Change at Loaves and Fishes

Raleigh nonprofit gets new executive director.

By Todd Cohen

RALEIGH, N.C. [06.01.04] — Loaves and Fishes, a Raleigh nonprofit that works with at-risk children and their families, is getting a new executive director after being led for 22 years by its co-founders.

Susan Duncan, who was the group’s director of youth programs for two years and most recently has been director of marketing and project manager for Shields Commercial Mortgage and Realty in Wilmington, begins work as executive director today.

Betty Anne Ford is retiring as executive director, and co-founder Nancy Newell is retiring as program director.

The organization, which serves 40 to 50 children and about 20 families a year, has been preparing for the transition for about a year, shifting more responsibilities to the board and getting it more involved in operations and planning.

“We have not been involved in decision-making since last summer,” says Ford, who will move with Newell to Louisburg to live and work at Cedar Cross Retreat Center, although both will continue to work part-time at Loaves and Fishes for at least a year.

Modeled on a church-run summer-enrichment program in Lynchburg, Va., for inner-city students where they both worked at different times, Ford and Newell launched Loaves and Fishes with support from Westminster Presbyterian Church, which both attended.

Initially a summer enrichment program for low-income children, mainly from the Halifax Court public housing complex, and supported by the Westminster Foundation and the Presbyterian Urban Council of Raleigh, the program now is year-round, with funding from a broad range of churches, businesses, foundations, civic groups and individuals.

With an annual budget of more than $400,000 and a staff of nine people, Loaves and Fishes aims to “intervene in the lives of children who are at risk of failure, and provide the individualized and holistic academic and social support they need to be successful in their homes, schools and society,” Ford says.

While working with students after school is the core of its program, Loaves and Fishes also works to connect students’ families and teacher, and to work with families to help them help their children.

It also pairs adult volunteers with children one-on-one, and offers some programs at night.

Most children are referred to the group by Poe and Partnership elementary schools, Centennial and Moore Square middle schools, and Enloe and Southeast Raleigh high schools.

Working with the “whole child” is key to the organization, says Newell, who is training to become a spiritual director.

“One of the thing we found out was that we could remediate academic deficits, but that didn’t guarantee the child stayed in school or was successful,” she says. “Unless they see a path for themselves and have a peer group they can identify with, just having the academic skills won’t do it.”

The group is considering a new program to work with students suspended from school, as well as an apprenticeship program to prepare students for the workforce, possibly even beginning a business at Loaves and Fishes that could involve students and their parents.

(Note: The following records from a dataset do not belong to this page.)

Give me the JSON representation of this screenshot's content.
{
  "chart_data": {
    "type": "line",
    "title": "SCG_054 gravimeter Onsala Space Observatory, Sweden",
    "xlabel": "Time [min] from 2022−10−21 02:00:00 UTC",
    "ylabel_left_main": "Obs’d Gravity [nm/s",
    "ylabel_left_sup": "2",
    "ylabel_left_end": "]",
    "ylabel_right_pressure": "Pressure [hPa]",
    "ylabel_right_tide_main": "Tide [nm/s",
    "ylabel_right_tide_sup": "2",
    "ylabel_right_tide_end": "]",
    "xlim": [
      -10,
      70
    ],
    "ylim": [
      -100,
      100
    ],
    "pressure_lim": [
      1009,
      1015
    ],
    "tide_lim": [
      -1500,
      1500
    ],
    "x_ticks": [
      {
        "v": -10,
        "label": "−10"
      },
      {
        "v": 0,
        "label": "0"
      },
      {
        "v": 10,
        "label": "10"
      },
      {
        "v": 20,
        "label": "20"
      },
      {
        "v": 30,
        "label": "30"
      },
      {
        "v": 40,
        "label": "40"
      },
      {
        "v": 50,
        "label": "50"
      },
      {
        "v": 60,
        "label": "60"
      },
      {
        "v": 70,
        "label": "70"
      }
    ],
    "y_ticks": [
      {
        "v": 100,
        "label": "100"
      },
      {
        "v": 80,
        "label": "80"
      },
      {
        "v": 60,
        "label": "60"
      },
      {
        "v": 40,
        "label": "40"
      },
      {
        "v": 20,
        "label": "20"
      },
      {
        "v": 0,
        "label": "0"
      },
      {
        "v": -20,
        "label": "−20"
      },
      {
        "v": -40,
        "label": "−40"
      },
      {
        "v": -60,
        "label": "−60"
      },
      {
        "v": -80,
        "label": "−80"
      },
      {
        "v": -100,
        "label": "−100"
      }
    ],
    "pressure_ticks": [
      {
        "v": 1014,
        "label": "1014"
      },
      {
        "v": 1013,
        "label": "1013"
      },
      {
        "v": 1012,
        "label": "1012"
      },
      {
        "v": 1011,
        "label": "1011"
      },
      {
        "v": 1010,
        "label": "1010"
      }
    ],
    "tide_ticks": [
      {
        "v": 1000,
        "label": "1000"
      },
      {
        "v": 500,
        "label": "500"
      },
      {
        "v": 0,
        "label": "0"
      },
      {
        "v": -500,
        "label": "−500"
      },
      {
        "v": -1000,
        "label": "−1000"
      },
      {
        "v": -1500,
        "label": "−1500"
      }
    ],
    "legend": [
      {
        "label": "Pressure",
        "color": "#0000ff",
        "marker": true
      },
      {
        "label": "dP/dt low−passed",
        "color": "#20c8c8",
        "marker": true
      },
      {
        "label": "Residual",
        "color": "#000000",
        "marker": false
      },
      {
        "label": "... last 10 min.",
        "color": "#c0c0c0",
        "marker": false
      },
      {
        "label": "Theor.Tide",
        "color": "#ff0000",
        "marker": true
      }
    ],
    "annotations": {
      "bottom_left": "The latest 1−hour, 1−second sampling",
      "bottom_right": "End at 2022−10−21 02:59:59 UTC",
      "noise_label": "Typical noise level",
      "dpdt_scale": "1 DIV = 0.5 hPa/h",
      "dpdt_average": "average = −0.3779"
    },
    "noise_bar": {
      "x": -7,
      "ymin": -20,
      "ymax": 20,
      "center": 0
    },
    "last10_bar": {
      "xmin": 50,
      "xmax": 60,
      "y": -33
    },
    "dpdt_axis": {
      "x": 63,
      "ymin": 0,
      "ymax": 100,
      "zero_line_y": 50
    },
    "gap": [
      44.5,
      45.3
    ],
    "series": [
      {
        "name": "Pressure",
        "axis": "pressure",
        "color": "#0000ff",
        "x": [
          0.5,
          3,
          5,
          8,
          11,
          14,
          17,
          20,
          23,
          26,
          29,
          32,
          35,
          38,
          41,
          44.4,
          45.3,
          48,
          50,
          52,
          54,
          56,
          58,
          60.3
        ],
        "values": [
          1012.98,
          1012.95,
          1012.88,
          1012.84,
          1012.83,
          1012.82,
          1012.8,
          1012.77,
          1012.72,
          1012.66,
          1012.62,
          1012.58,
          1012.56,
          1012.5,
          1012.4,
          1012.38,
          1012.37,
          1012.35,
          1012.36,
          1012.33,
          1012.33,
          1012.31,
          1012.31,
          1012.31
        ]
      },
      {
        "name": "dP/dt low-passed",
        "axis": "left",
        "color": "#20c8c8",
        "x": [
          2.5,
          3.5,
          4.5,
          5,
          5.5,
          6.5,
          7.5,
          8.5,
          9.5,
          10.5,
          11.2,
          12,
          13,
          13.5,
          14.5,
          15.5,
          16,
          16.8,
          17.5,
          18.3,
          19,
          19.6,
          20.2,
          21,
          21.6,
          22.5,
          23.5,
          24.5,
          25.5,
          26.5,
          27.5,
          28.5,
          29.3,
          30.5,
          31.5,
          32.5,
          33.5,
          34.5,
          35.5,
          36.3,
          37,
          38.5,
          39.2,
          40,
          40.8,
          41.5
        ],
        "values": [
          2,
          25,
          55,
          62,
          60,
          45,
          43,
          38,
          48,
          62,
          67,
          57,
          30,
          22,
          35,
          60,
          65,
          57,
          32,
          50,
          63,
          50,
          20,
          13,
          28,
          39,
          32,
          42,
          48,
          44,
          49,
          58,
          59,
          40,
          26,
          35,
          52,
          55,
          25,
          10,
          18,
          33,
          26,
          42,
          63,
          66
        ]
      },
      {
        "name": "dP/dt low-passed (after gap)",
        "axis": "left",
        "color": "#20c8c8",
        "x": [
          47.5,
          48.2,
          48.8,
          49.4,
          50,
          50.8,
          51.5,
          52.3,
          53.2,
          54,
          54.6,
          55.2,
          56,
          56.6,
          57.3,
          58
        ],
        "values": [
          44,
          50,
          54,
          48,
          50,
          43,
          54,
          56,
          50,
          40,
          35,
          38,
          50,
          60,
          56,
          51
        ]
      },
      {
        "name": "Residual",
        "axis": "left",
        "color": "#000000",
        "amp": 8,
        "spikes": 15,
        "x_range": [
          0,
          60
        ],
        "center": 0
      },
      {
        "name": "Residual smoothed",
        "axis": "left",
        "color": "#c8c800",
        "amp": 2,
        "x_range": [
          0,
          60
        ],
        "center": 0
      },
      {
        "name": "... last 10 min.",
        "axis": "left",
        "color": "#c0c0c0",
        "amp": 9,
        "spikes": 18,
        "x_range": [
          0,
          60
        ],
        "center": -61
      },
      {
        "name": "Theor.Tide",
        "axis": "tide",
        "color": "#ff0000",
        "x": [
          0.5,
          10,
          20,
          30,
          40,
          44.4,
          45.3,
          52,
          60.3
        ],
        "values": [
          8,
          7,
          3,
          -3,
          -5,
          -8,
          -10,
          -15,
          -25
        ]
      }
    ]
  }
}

“I don’t see us growing in terms of the number of kids,” Ford says, “but rather delivering more and better programs for the students we already serve.”

Since 1982, Ford and Newall have been “the heart and soul of the organization and have kept it focused on trying to meet the needs of the children as they become evident,” says Jan Ross, board president. “However the organization has grown, it’s grown because what the kids needed became evident, and they tried to meet it somehow.”